OCTOBER 15, 2005
VOLUME 2 NO. 17

PATIENTS & PRACTICE

Quebec's C diff super strain unmasked

Hope of defeating the virulent bacteria that now kills one in six shifts to finding a vaccine


For the past few years, physicians in hospitals from Sweden to Sherbrooke, QC have been observing what appears to be a trend towards greater virulence of Clostridium difficile. At last, it seems, we know why this disease is becoming more deadly.

Dr Michel Warny and colleagues make a compelling case in the most recent edition of The Lancet that the culprit is a toxinotype III strain called NAP1/027, found in only 2% to 3% of hospital isolates. Though still far less common than toxinotype 0 strains, the newer strain has undergone genetic changes that appear to explain C difficile's increasingly lethal toll.

In the 1990s, C difficile killed only about one patient in 25 of those stricken. A study soon to be published in the Canadian Medical Association Journal will report a one-year mortality rate of one in six for Quebec during 2003 and 2004. Dr Jacques Pepin of the Centre Hospitalier Universitaire de Sherbrooke used the experience of his own hospital to extrapolate a total of 2000 deaths province-wide. That number is far higher than any previous estimate, and is hotly contested by the Public Health Institute of Quebec.

TRACKING THE KILLS
Dr Pepin insists that the Sherbrooke experience is not an anomaly in Quebec. "The infection traveled from Montreal to Sherbrooke, and not the other way around. If anything they have a higher incidence in Montreal than we do here, where up to three-quarters of all isolates are of the epidemic strain, with about two-thirds."

But while the death toll remains contentious, all experts agree that the outbreak strain killed 100 patients in Sherbrooke despite extraordinary efforts to halt it.

C difficile kills by producing two toxic proteins, known as toxin A and toxin B. In NAP1/027, a gene that once down-regulated toxin production has been deleted. That deletion has caused toxin A production to multiply to 16 times the level of the toxinotype 0 strains that have, until now, accounted for about 80% of hospital isolates. Production of toxin B, which attacks the colon's epithelium even more aggressively than toxin A, is increased 23-fold.
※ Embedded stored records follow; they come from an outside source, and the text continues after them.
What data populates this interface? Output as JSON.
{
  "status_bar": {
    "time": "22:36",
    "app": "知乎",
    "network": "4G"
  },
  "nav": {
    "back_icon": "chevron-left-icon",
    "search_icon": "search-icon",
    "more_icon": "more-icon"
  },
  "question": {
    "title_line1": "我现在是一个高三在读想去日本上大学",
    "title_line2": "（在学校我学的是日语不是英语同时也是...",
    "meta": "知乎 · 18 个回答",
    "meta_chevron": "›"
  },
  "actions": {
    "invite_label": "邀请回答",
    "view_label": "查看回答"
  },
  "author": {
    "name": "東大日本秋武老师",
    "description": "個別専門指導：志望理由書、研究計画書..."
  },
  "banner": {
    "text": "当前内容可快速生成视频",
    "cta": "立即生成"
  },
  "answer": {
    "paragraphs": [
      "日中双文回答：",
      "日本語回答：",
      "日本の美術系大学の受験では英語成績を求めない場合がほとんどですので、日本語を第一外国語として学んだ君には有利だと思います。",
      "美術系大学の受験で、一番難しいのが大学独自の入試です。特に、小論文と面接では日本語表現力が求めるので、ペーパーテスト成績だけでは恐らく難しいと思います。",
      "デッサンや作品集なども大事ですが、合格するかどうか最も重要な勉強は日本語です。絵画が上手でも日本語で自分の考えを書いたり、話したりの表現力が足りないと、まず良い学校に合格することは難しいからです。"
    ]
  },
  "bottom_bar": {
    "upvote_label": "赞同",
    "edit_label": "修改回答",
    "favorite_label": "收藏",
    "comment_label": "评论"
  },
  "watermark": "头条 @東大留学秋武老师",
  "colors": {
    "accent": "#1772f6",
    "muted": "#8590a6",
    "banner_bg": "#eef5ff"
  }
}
These results are in vitro and we don't know if we can translate them to the bowel," says Dr. Warny. "But we do have unpublished findings that suggest mortality among patients is about three times higher."

AT GREATER RISK
Patients who have taken cephalosporins, clindamycin, and macrolides are already known to be at greater risk of C difficile infection. Fluoroquinolones, and especially ciprofloxacin, appear to be particularly implicated in NAP1/027 infection. At greatest risk are patients who develop fluoroquinolone resistance, now the most-prescribed antibiotics in many developed countries.

In addition to being very virulent, NAP1/027 is also highly transmissible. Researchers speculate that this may be because it causes such severe diarrhea, giving the spores more opportunities to find new hosts.

FULL ISOLATION?
"This is just another message, as if one were needed, that we need to modernize our hospitals and change the way we handle patients," says Dr. Andrew Simor, an infectious disease specialist who heads the Microbiology Department at Toronto's Sunnybrook and Women's Hospital.

"The patient profile today is utterly different from what it was 50 years ago. Just to be admitted today you pretty much have to be critically ill. We should really be treating everyone we admit as a high-risk patient who needs to be isolated. "

CAN'T DO IT?
Dr Warny, author of The Lancet study, says it isn't realistic to hope that hospitals can eradicate such a tenacious epidemic, although they should keep on trying to improve sanitation and move away from broad-spectrum antibiotics.

Dr Warny's company Acambis is currently testing a vaccine on healthy human subjects in the US. It has already shown promise in treating infection in animal models. If the vaccine proves safe and effective in humans, the next step will be to decide who should receive it (Everyone checking into a hospital? Everyone taking quinolones? Everyone over 65?) .

VACCINE HOPE
In the long run, Dr Pepin says he is pinning his greatest hopes on a vaccine. "The tetanus vaccine was based on the same idea, of altering a toxin so that it is no longer pathogenic but is still immunogenic. And it's worked for the past 60, 70 years."

For the time being, the only weapon physicians really have to fight C difficile is the one that helped create the epidemic in the first place: antibiotics.